Ich sog wieder Energie in mich auf. Sie floss nur widerwillig und bildete ein eisiges Tor, kaum größer als ich. Sobald es fertig war, warf ich mich auch schon hindurch. Ich hatte kein spezielles Ziel gewählt, einfach einen Punkt zwischen den Zelten, tiefer im Lager, in Richtung der hinteren Reihen.
Natürlich landete ich nach einem kurzen Gefühl von Druck und Leere mitten zwischen vier Soldaten, die gerade geduckt neue Pfeile auf die Sehnen ihrer Bögen legten.
Schnelligkeit war praktisch mein einziger Vorteil.
Mit dem Schild voran rammte ich den rechts vor mir knienden Soldaten, während ich gleichzeitig mit dem Schwert nach dem Bogen des Soldaten zu meiner Linken schlug.

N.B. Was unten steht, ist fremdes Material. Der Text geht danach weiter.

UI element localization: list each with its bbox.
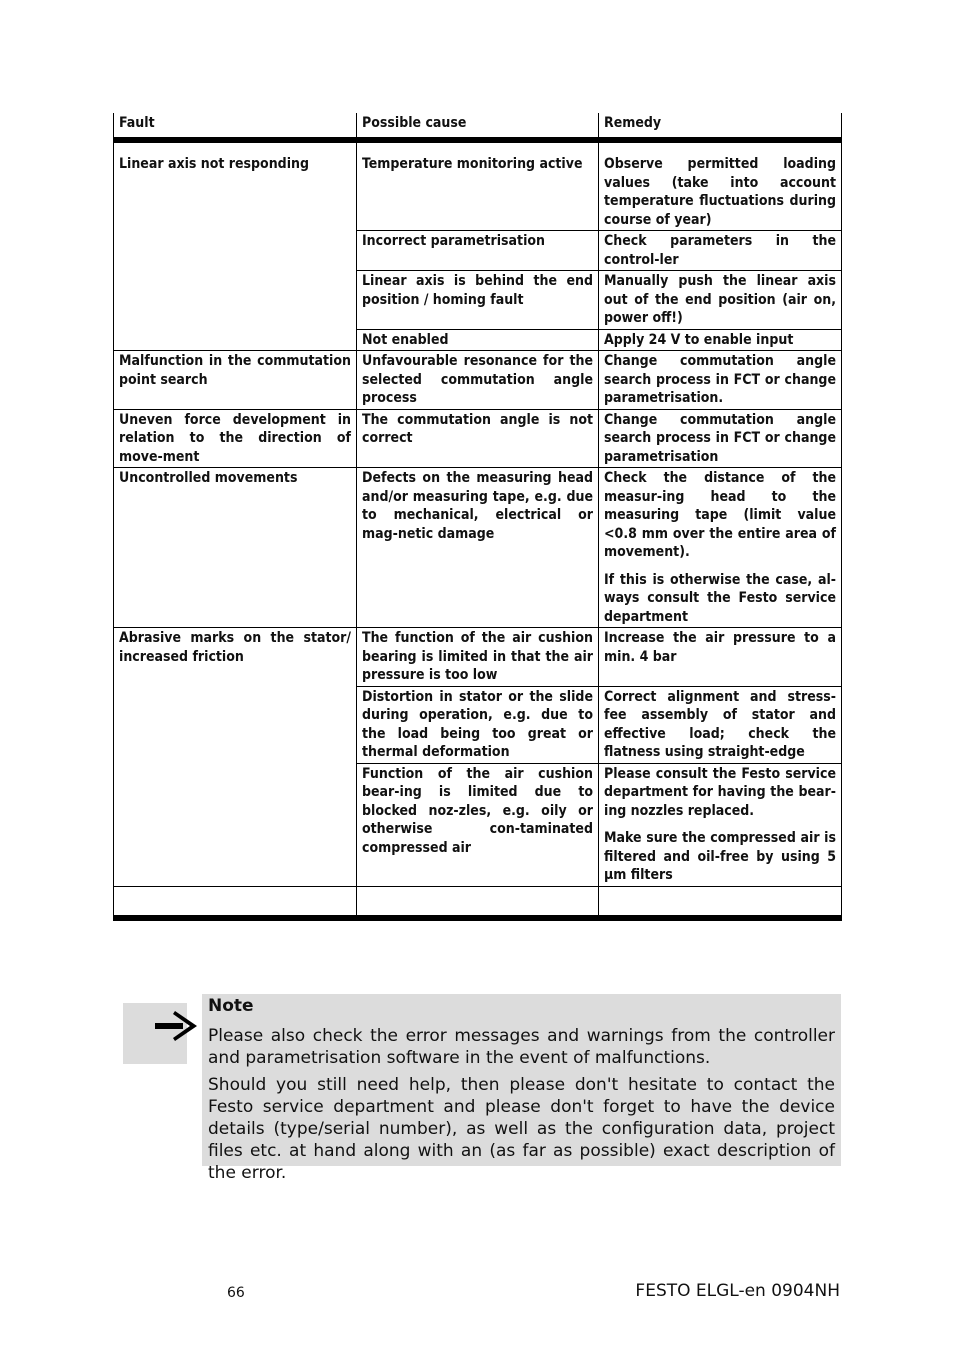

Es gab einen dumpfen Knall und vor mir wurde der Mann unter der Wucht des Schildes zu Boden geschleudert. Er blieb benommen liegen.
Den Bogen seines Kameraden verfehlte ich knapp, dafür traf ich seinen Brustpanzer knapp unterhalb des Halses. Das Leder hielt dem Hieb stand, aber die Klinge hinterließ eine sichtbare Kerbe. Der Mann keuchte, griff sich an die Brust und sackte in sich zusammen.
Seine beiden verbliebenen Kameraden richteten ihre Bögen auf mich. Aus nur drei Schritten Entfernung konnten sie mich unmöglich verfehlen. Triumphierend feuerten sie ihre Pfeile ab.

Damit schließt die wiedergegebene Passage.